The researchers set out to study the effect of flow diverter implantation on blood flow in the vicinity of treated aneurysms, and aimed to develop a computer programme for real-time, quantitative assessment of blood flow during flow diverter implantation procedures.

Flow diverters are a class of endovascular devices for treating brain aneurysms by reconstructing the path of arterial flow and excluding an aneurysm from the circulation. “Increasing experience with flow diverters worldwide has shown that adverse flow changes due to the treatment may lead to severe complications in patients. Flow diverters typically are used to treat large (2– 2.5cm) or giant (more than 2.5cm) aneurysms, or those with wide necks,” the authors reported in the abstract.

“Until now, there was no safe way to measure the blood flow in real-time, during the procedure, including flow reduction to the aneurysm and flow to the rest of the brain,” said Aichi Chien, assistant professor of interventional neuroradiology, University of California, Los Angeles, USA. “Because the programme quantifies blood flow automatically, doctors do not need to stop the procedure to get this information, which helps them make the best decisions during the procedure.”

The Intracranial Stent Flow Mapping computer programme – IS FlowMap – takes advantage of the standard digital subtraction angiography (DSA) imaging being taken during the procedure. The program analyses the standard images, compares the difference in blood flow image to image and calculates the changes within seconds, providing that information to the interventionalist during treatment. If blood flow is not optimal, the doctor may choose to use a different treatment, such as placing coils in the aneurysm.

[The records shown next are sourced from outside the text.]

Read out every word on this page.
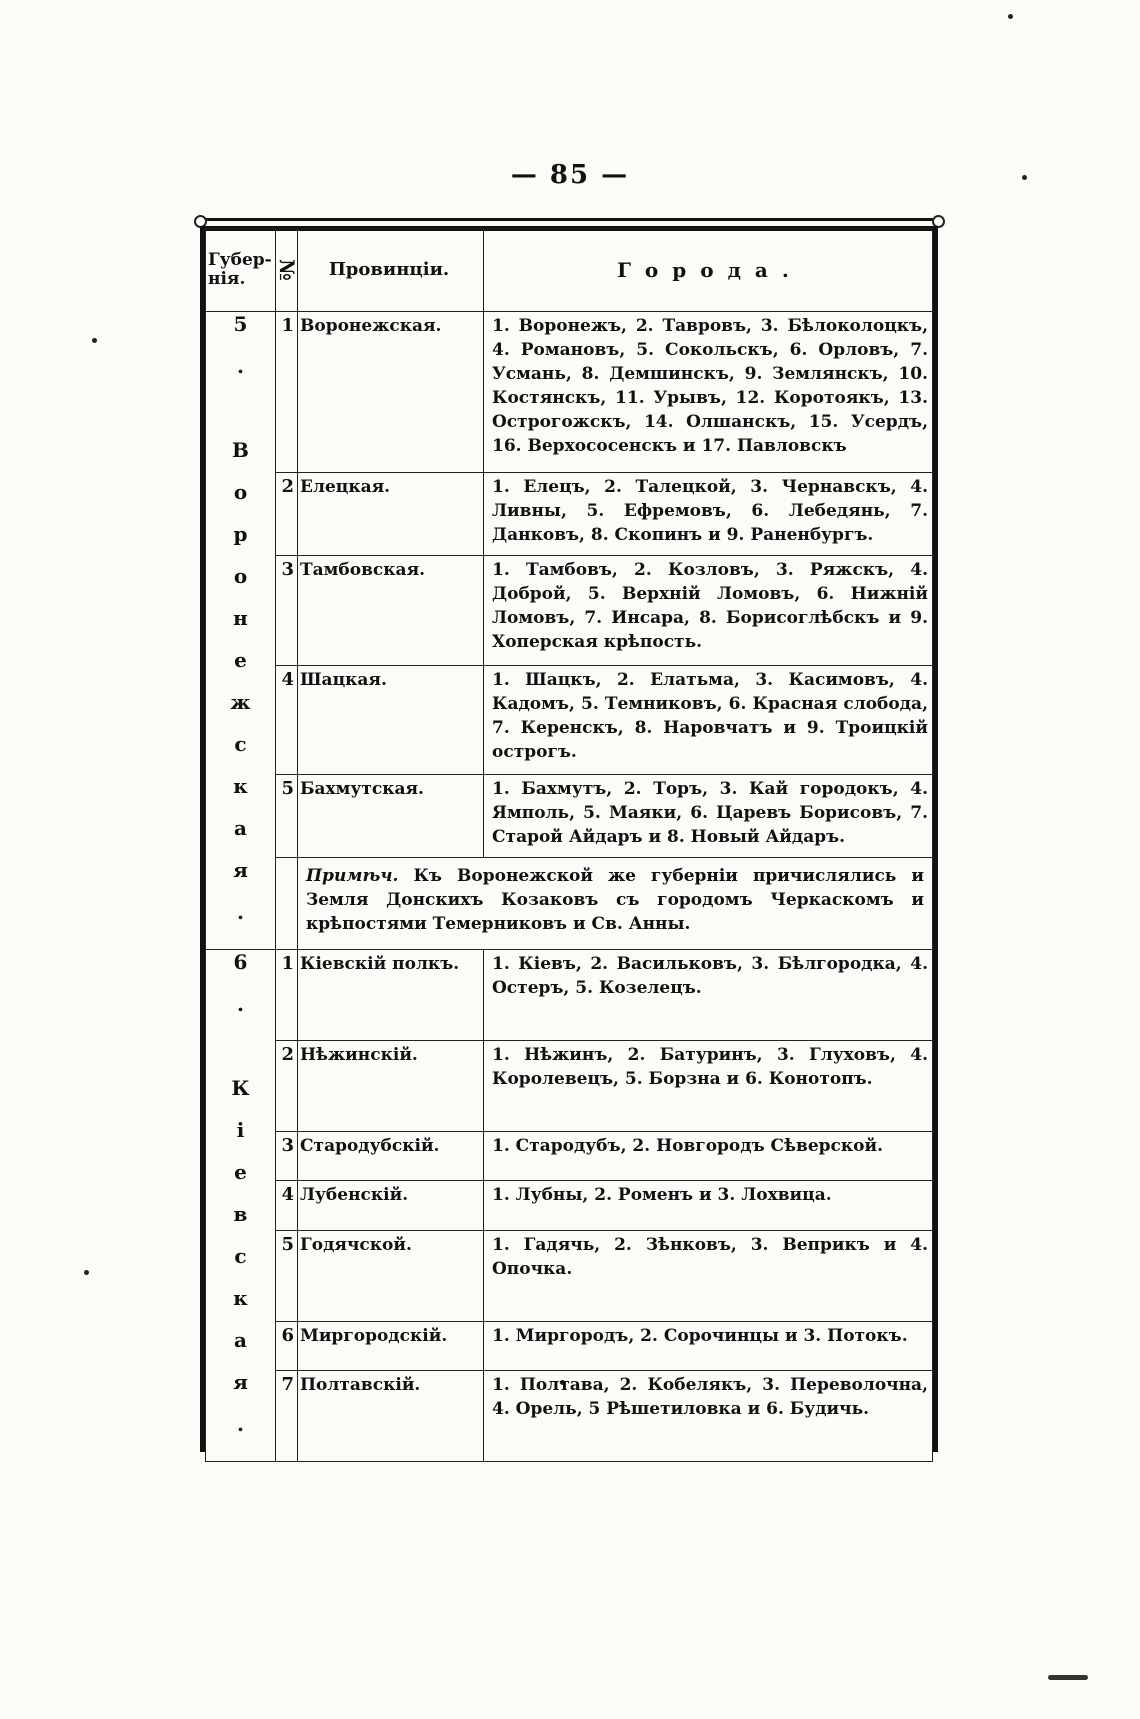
— 85 —
Губер-нія.	№	Провинціи.	Города.
5. Воронежская.	1	Воронежская.	1. Воронежъ, 2. Тавровъ, 3. Бѣлоколоцкъ, 4. Романовъ, 5. Сокольскъ, 6. Орловъ, 7. Усмань, 8. Демшинскъ, 9. Землянскъ, 10. Костянскъ, 11. Урывъ, 12. Коротоякъ, 13. Острогожскъ, 14. Олшанскъ, 15. Усердъ, 16. Верхососенскъ и 17. Павловскъ
	2	Елецкая.	1. Елецъ, 2. Талецкой, 3. Чернавскъ, 4. Ливны, 5. Ефремовъ, 6. Лебедянь, 7. Данковъ, 8. Скопинъ и 9. Раненбургъ.
	3	Тамбовская.	1. Тамбовъ, 2. Козловъ, 3. Ряжскъ, 4. Доброй, 5. Верхній Ломовъ, 6. Нижній Ломовъ, 7. Инсара, 8. Борисоглѣбскъ и 9. Хоперская крѣпость.
	4	Шацкая.	1. Шацкъ, 2. Елатьма, 3. Касимовъ, 4. Кадомъ, 5. Темниковъ, 6. Красная слобода, 7. Керенскъ, 8. Наровчатъ и 9. Троицкій острогъ.
	5	Бахмутская.	1. Бахмутъ, 2. Торъ, 3. Кай городокъ, 4. Ямполь, 5. Маяки, 6. Царевъ Борисовъ, 7. Старой Айдаръ и 8. Новый Айдаръ.
		Примѣч. Къ Воронежской же губерніи причислялись и Земля Донскихъ Козаковъ съ городомъ Черкаскомъ и крѣпостями Темерниковъ и Св. Анны.	
6. Кіевская.	1	Кіевскій полкъ.	1. Кіевъ, 2. Васильковъ, 3. Бѣлгородка, 4. Остеръ, 5. Козелецъ.
	2	Нѣжинскій.	1. Нѣжинъ, 2. Батуринъ, 3. Глуховъ, 4. Королевецъ, 5. Борзна и 6. Конотопъ.
	3	Стародубскій.	1. Стародубъ, 2. Новгородъ Сѣверской.
	4	Лубенскій.	1. Лубны, 2. Роменъ и 3. Лохвица.
	5	Годячской.	1. Гадячь, 2. Зѣнковъ, 3. Веприкъ и 4. Опочка.
	6	Миргородскій.	1. Миргородъ, 2. Сорочинцы и 3. Потокъ.
	7	Полтавскій.	1. Полтава, 2. Кобелякъ, 3. Переволочна, 4. Орель, 5 Рѣшетиловка и 6. Будичь.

In the study, 13 patients were treated, and the average reduction in blood flow entering the aneurysm was 48%. The flow diverter healed the aneurysm in 11 (85%) of the patients.

“This pilot study quantitatively comparing the flow before and after flow diverter treatment showed that treatment leads to a significant and immediate reduction in flow entering an aneurysm,” the authors noted. 

“There are many advances in devices to treat patients with aneurysms and other vascular disease, but the technology to see the effects of those devices is very limited,” said Chien. “The IS FlowMap provides a simple way to analyse the treatment without any additional procedures or risk. We will be able to use this information moving forward to compare treatments and determine what amount of blood flow change is optimal.”